Sampling conditions that affect the biological validity of computer-assisted analysis of ram sperm motion were examined using a continuous real-time computerized semen analysis system (Hobson Sperm Tracker). Search radius (SR, 10 settings) and minimum track point (MTP, 10 settings) were varied factorially to evaluate their effects on the inclusion of sperm subpopulations within derived datasets. Low SR (< 12 μm) or high MTP values (> 26 frames) precluded measurements of rapidly moving cells, whereas high SR (> 17 μm) and low MTP settings (< 22 frames) led to erroneous tracking and poor data quality. Suitable settings for these set-up parameters were derived and tested for their biological consistency with four methods of preparing ram semen for computerized analysis. The preparation techniques tested were: centrifugation through sucrose-based Ficoll and Percoll media, a swim-up technique and simple dilution in Tyrode's media.
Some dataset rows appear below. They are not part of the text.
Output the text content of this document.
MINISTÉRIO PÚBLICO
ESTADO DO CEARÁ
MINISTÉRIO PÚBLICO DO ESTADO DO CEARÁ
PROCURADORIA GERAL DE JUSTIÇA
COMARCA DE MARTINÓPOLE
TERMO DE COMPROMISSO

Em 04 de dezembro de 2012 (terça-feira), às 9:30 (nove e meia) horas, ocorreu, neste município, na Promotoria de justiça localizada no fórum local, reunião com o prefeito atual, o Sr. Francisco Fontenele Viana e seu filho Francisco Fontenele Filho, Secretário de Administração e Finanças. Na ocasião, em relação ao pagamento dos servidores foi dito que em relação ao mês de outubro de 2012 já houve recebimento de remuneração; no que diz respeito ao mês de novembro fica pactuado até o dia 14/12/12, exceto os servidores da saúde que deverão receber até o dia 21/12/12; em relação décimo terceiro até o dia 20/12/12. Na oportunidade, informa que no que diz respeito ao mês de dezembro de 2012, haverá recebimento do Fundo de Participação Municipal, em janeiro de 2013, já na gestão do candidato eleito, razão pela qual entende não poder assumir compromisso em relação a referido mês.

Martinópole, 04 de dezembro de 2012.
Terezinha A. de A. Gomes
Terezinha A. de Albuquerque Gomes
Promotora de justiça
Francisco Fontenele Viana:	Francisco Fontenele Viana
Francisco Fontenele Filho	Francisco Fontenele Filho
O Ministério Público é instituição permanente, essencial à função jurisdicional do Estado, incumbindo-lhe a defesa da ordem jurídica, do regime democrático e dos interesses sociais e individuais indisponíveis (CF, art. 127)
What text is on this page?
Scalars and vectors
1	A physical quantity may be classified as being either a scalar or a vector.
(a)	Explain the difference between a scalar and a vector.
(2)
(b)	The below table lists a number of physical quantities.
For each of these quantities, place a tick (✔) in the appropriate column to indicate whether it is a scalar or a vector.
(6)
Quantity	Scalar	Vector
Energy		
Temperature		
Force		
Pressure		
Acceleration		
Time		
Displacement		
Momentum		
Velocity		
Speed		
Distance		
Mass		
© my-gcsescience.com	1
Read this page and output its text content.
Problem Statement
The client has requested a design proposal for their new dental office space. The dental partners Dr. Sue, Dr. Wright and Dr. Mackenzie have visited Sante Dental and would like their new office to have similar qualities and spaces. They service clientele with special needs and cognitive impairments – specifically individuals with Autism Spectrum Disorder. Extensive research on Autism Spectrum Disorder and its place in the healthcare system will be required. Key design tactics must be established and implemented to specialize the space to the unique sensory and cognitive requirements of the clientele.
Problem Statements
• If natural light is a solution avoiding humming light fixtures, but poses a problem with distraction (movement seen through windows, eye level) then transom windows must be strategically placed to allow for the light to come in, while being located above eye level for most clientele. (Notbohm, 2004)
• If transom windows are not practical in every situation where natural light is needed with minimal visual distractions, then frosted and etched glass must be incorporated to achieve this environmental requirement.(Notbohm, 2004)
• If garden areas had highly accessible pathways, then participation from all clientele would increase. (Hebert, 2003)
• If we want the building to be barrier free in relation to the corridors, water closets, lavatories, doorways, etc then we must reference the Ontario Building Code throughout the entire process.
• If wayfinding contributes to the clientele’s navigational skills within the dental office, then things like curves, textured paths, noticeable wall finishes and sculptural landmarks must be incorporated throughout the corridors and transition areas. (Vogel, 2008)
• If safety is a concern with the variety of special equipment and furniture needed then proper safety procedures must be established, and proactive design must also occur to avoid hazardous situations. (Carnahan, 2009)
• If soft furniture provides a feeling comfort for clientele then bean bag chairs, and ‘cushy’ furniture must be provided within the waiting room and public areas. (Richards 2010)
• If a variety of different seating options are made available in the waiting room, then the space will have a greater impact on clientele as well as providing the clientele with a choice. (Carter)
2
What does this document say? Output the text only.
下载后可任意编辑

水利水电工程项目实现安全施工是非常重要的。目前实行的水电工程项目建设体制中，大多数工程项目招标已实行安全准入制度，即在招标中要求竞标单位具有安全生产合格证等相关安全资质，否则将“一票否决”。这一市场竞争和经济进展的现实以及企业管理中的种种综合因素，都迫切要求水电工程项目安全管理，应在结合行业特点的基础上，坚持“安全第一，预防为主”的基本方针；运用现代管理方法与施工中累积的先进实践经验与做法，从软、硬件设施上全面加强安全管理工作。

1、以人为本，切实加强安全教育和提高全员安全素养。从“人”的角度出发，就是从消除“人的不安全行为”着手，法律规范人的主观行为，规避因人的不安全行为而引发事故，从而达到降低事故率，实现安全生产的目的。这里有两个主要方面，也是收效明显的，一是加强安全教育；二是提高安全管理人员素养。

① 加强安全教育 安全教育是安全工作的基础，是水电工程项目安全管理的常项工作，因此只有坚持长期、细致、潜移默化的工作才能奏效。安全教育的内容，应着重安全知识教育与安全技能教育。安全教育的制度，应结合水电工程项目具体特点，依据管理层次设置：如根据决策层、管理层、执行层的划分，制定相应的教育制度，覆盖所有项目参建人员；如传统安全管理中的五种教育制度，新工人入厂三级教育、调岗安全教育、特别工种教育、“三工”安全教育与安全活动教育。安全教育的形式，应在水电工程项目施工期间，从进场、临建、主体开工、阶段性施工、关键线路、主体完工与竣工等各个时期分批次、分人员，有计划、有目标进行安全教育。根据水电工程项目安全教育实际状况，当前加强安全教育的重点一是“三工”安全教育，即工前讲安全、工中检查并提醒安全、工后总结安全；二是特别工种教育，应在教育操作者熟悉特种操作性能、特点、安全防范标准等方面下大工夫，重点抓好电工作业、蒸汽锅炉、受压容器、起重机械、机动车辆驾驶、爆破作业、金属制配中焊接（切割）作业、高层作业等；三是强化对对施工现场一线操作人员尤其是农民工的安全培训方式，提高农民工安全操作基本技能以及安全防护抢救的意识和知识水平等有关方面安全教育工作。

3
The 'selective' Percoll and swim-up methods generated sperm populations with significantly higher linear velocities and a lower tendency to deviate from linear trajectories than from either the Ficoll method or dilution technique. Deleterious effects of centrifugation were evident, particularly on sperm survival in vitro over several hours. It is concluded that computer-assisted semen analysis provides useful information about the behaviour of ram spermatozoa in vitro, but the measurement conditions must be defined carefully.